Later, Ali again made headlines outside of the ring when he refused to fight in the Vietnam War. It cost him dearly financially and kept him from the sport he loved.
He refused to serve, citing his faith and the fact that Viet Cong “Never lynched me. They didn’t put no dogs on me.”
Imam Ibrahim Pasha of Decatur first met a younger Ali when he would visit Chicago.
“The foundation of what we know of Muhammad Ali is faith. That’s why he achieved all of his victories,” he said.
Pasha has no doubt that it was that faith that got him through the trying times when he could not fight because of his anti-war views.
“His faith kept him strong.”
Embracing global Islam
Plemon El-Amin, imam emeritus of the Atlanta Masjid of Al-Islam in east Atlanta and Ali experienced similar faith trajectories.
Both came from Christian backgrounds and converted to Islam in their 20s, joining the Nation of Islam first.
After Elijah Muhammad’s death in 1975, his son took over and led the transformation in the NOI into a global Islamic practice, which both Ali and El-Amin followed.
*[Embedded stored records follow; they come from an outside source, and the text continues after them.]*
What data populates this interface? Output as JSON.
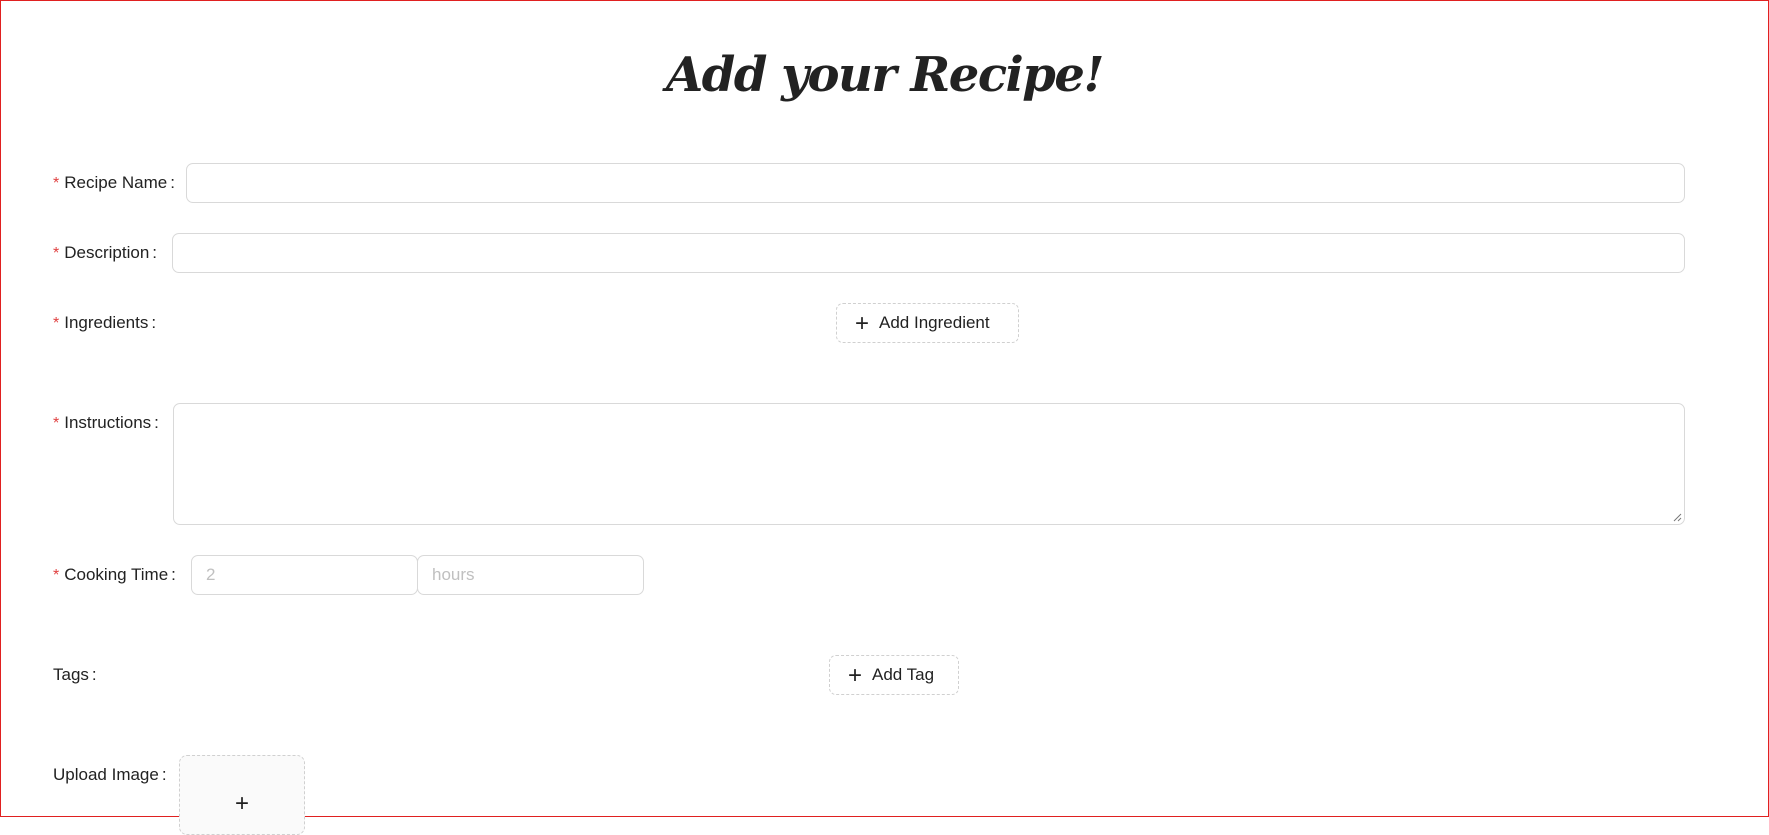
{
  "title": "Add your Recipe!",
  "form": {
    "recipe_name": {
      "label": "Recipe Name",
      "value": "",
      "required": true
    },
    "description": {
      "label": "Description",
      "value": "",
      "required": true
    },
    "ingredients": {
      "label": "Ingredients",
      "button_label": "Add Ingredient",
      "required": true
    },
    "instructions": {
      "label": "Instructions",
      "value": "",
      "required": true
    },
    "cooking_time": {
      "label": "Cooking Time",
      "amount_placeholder": "2",
      "unit_placeholder": "hours",
      "required": true
    },
    "tags": {
      "label": "Tags",
      "button_label": "Add Tag",
      "required": false
    },
    "upload_image": {
      "label": "Upload Image",
      "required": false
    }
  },
  "colon": ":",
  "required_mark": "*",
  "plus_glyph": "+",
  "colors": {
    "required": "#e04040",
    "frame_border": "#e02020",
    "input_border": "#d9d9d9"
  }
}
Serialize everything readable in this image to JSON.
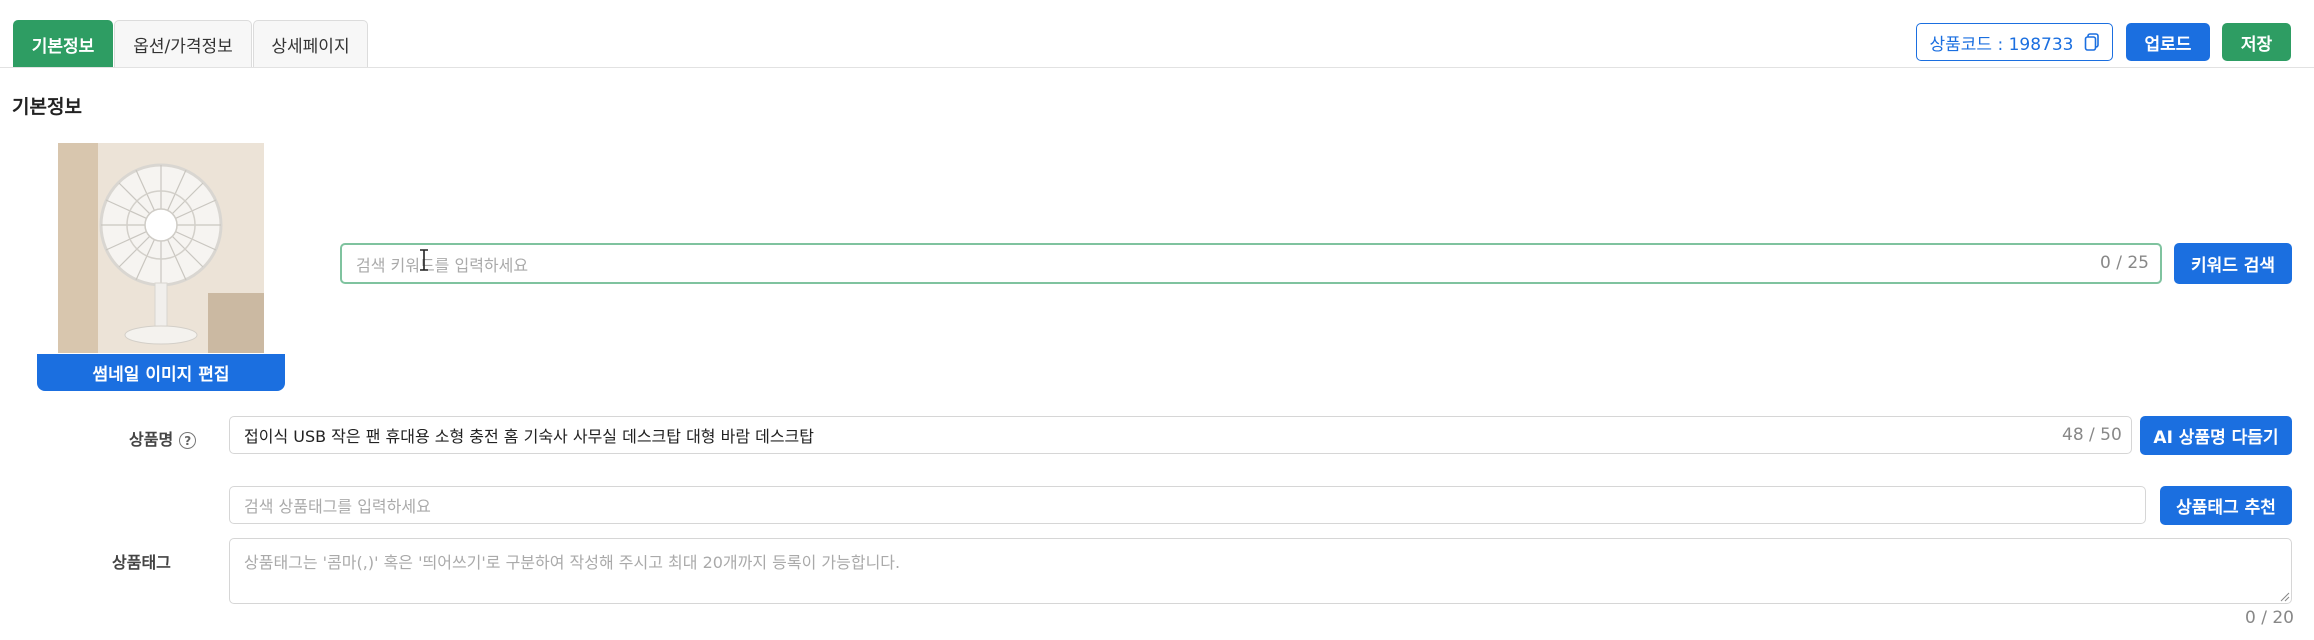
{
  "tabs": [
    "기본정보",
    "옵션/가격정보",
    "상세페이지"
  ],
  "header": {
    "product_code": "상품코드 : 198733",
    "upload_label": "업로드",
    "save_label": "저장"
  },
  "section_title": "기본정보",
  "thumbnail": {
    "edit_label": "썸네일 이미지 편집"
  },
  "keyword_search": {
    "placeholder": "검색 키워드를 입력하세요",
    "counter": "0 / 25",
    "button_label": "키워드 검색"
  },
  "product_name": {
    "label": "상품명",
    "help": "?",
    "value": "접이식 USB 작은 팬 휴대용 소형 충전 홈 기숙사 사무실 데스크탑 대형 바람 데스크탑",
    "counter": "48 / 50",
    "button_label": "AI 상품명 다듬기"
  },
  "product_tag": {
    "search_placeholder": "검색 상품태그를 입력하세요",
    "recommend_label": "상품태그 추천",
    "label": "상품태그",
    "textarea_placeholder": "상품태그는 '콤마(,)' 혹은 '띄어쓰기'로 구분하여 작성해 주시고 최대 20개까지 등록이 가능합니다.",
    "counter": "0 / 20"
  },
  "colors": {
    "accent_green": "#2e9d63",
    "accent_blue": "#1b6fe0"
  }
}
They met after both had made that transition.
When Ali visited Atlanta, he often prayed at the Atlanta Masjid of Al-Islam in east Atlanta.
In fact, there is an annual Muhammad Ali Road Race, now known as the Annual Road Race for Education, fundraiser for the nearby Mohammed Schools of Atlanta.
El-Amin talked with Ali multiple times at national Islamic conventions and whenever he visited Atlanta.
“He was a very active part of our community,” El-Amin said. “He supported fundraising affairs for the school and supported our mosques. He was always joking and friendly and real serious about the religion.”
On many occasions they discussed the universal concept of religion and the oneness of God.
“The Nation of Islam was good for people to find themselves and get out from under racial inferiority complexes but it was not enough,” El-Amin said. ” It wasn’t universal. The transition from the Nation of Islam to a universal Islamic belief was a bigger transformation than his conversion and changing his name. The second transition was based on purity of faith and oneness of God.”